Title: Optimizing Stocking Rate for Maximum Return to Wheat-cattle Enterprise Using Model Simulation and Economics Author
Submitted to: Agronomy Journal
Publication Type: Peer Reviewed Journal
Publication Acceptance Date: September 30, 2009
Publication Date: January 10, 2010
Citation: Zhang, X.J. 2010. Optimizing stocking rate for maximum return to wheat-cattle enterprise using model simulation and cconomics. Agronomy Journal. 102(1):197-209. Interpretive Summary: Winter wheat is commonly grown in southern Great Plains for winter grazing and grain harvest. Stocking rate and planting date are two key decision variables for managing such a dual system. The objective of this work was to develop guidelines that can help farmers boost profit margins by adapting stocking rate and planting date to particular production and market conditions in north central Oklahoma. A wheat grazing computer model was used to simulate grain and livestock production for seven stocking rates, five planting dates, two initial soil moisture levels at planting, and three climate scenarios. An enterprise budget approach was used to estimate net returns to the dual systems. Optimal stocking rate that maximizes net returns depends on the price ratio of wheat to cattle and forage availability that is affected by planting date, initial soil moisture, and climate. For the markets that overwhelmingly favor wheat production such as 2008, grain-only wheat is most profitable. However, the dual-systems are more profitable for the other markets. For wet soil profile at planting, sowing in early September and grazing at >2 head per hectare are most profitable despite climate scenarios. For dry soil profile at planting, a dual system is preferred for wet climate, grain-only for average climate, and fallow for dry climate. Had wheat been established in dry year under dry soil profile, moderate grazing would cut down net losses. In most cases grazing should be ceased at first hollow stem for more profit. Large differences between simulated net returns under optimized management and those under the business-as-usual management (survey) indicate great potentials to boost farmers’ profit margins if management decisions are optimized.

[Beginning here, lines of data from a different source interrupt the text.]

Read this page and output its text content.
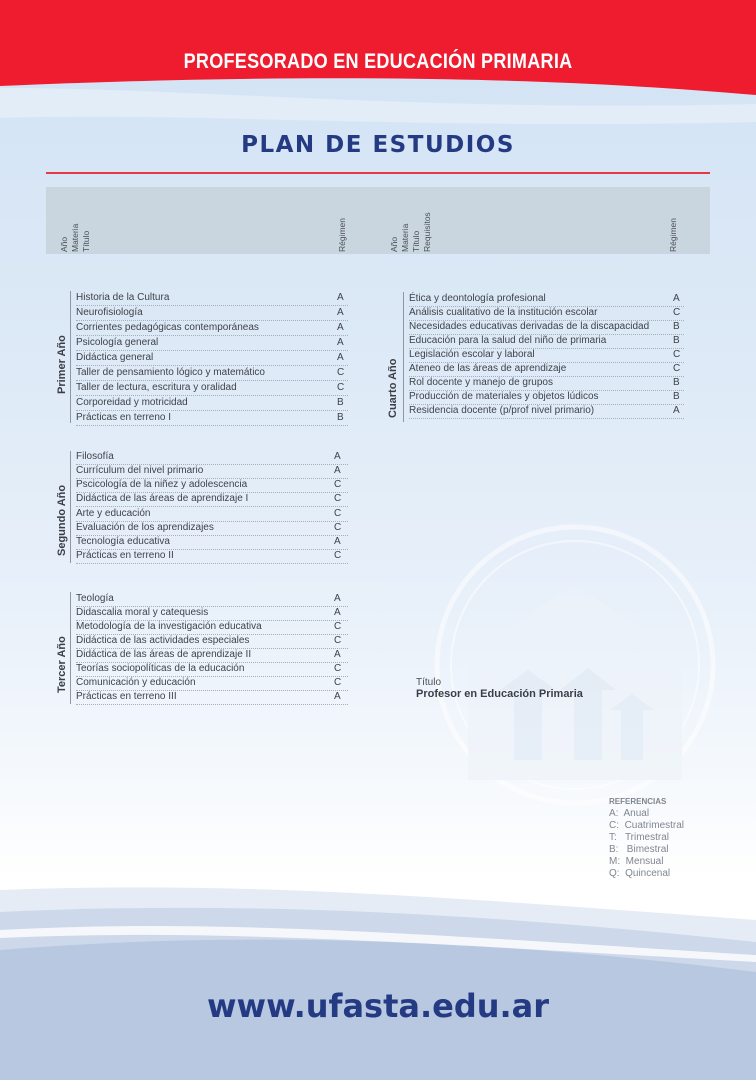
PROFESORADO EN EDUCACIÓN PRIMARIA
PLAN DE ESTUDIOS
Año Materia Título	Régimen	Año Materia Título Requisitos	Régimen
Primer Año
Historia de la Cultura	A
Neurofisiología	A
Corrientes pedagógicas contemporáneas	A
Psicología general	A
Didáctica general	A
Taller de pensamiento lógico y matemático	C
Taller de lectura, escritura y oralidad	C
Corporeidad y motricidad	B
Prácticas en terreno I	B
Segundo Año
Filosofía	A
Currículum del nivel primario	A
Pscicología de la niñez y adolescencia	C
Didáctica de las áreas de aprendizaje I	C
Arte y educación	C
Evaluación de los aprendizajes	C
Tecnología educativa	A
Prácticas en terreno II	C
Tercer Año
Teología	A
Didascalia moral y catequesis	A
Metodología de la investigación educativa	C
Didáctica de las actividades especiales	C
Didáctica de las áreas de aprendizaje II	A
Teorías sociopolíticas de la educación	C
Comunicación y educación	C
Prácticas en terreno III	A
Cuarto Año
Ética y deontología profesional	A
Análisis cualitativo de la institución escolar	C
Necesidades educativas derivadas de la discapacidad B
Educación para la salud del niño de primaria	B
Legislación escolar y laboral	C
Ateneo de las áreas de aprendizaje	C
Rol docente y manejo de grupos	B
Producción de materiales y objetos lúdicos	B
Residencia docente (p/prof nivel primario)	A
Título
Profesor en Educación Primaria
REFERENCIAS
A: Anual
C: Cuatrimestral
T: Trimestral
B: Bimestral
M: Mensual
Q: Quincenal
www.ufasta.edu.ar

Technical Abstract: Managing dual-purpose wheat is complex because of the tradeoff relationship between cattle (Bos taurus) and wheat (Triticum aestivum L.) production. Stocking rate (SR) and planting date are the key decision variables of the dual systems. The objective was to develop decision support information that can help farmers boost profits by adapting SR and planting date to particular production and market conditions. A wheat grazing model was used to simulate the dual systems in Oklahoma for seven SR (ranging from 0 to 3 head/ha), five planting dates (1 September to 10 October), three climate scenarios (dry, average, and wet), and two initial soil moisture profiles (30 and 75% plant available water). Net returns were further estimated for three representative markets using an enterprise budget approach. Net returns under optimized management were much greater than those under the business-as-usual management, indicating great potentials to boost net returns with better management. Optimal SR is dictated by market prices and winter forage availability that is determined by planting date, initial soil water, and climate. For market that overwhelmingly favors grain production, grain-only wheat (best planted in early October and no grazing) should be used; whereas dual-purpose wheat (best planted in early September) is preferred for the other markets. For wet soil profile at planting, maximum returns are attained in early September planting and at high SR of > 2 head/ha despite climates; however, the high optimal SR should be adjusted down with delayed planting in wet and average but maintained in dry climate for water conservation. For dry profile at planting, optimal management is dual-purpose wheat with a high SR of 3 in wet, grain-only wheat in average, and fallow in dry climate. Had wheat been established in severely dry years, moderate grazing at 0.5-1.5 SR, compared with no grazing, could reduce net losses. Under most circumstances, grazing should not be allowed to pass first hollow stem to maximize returns.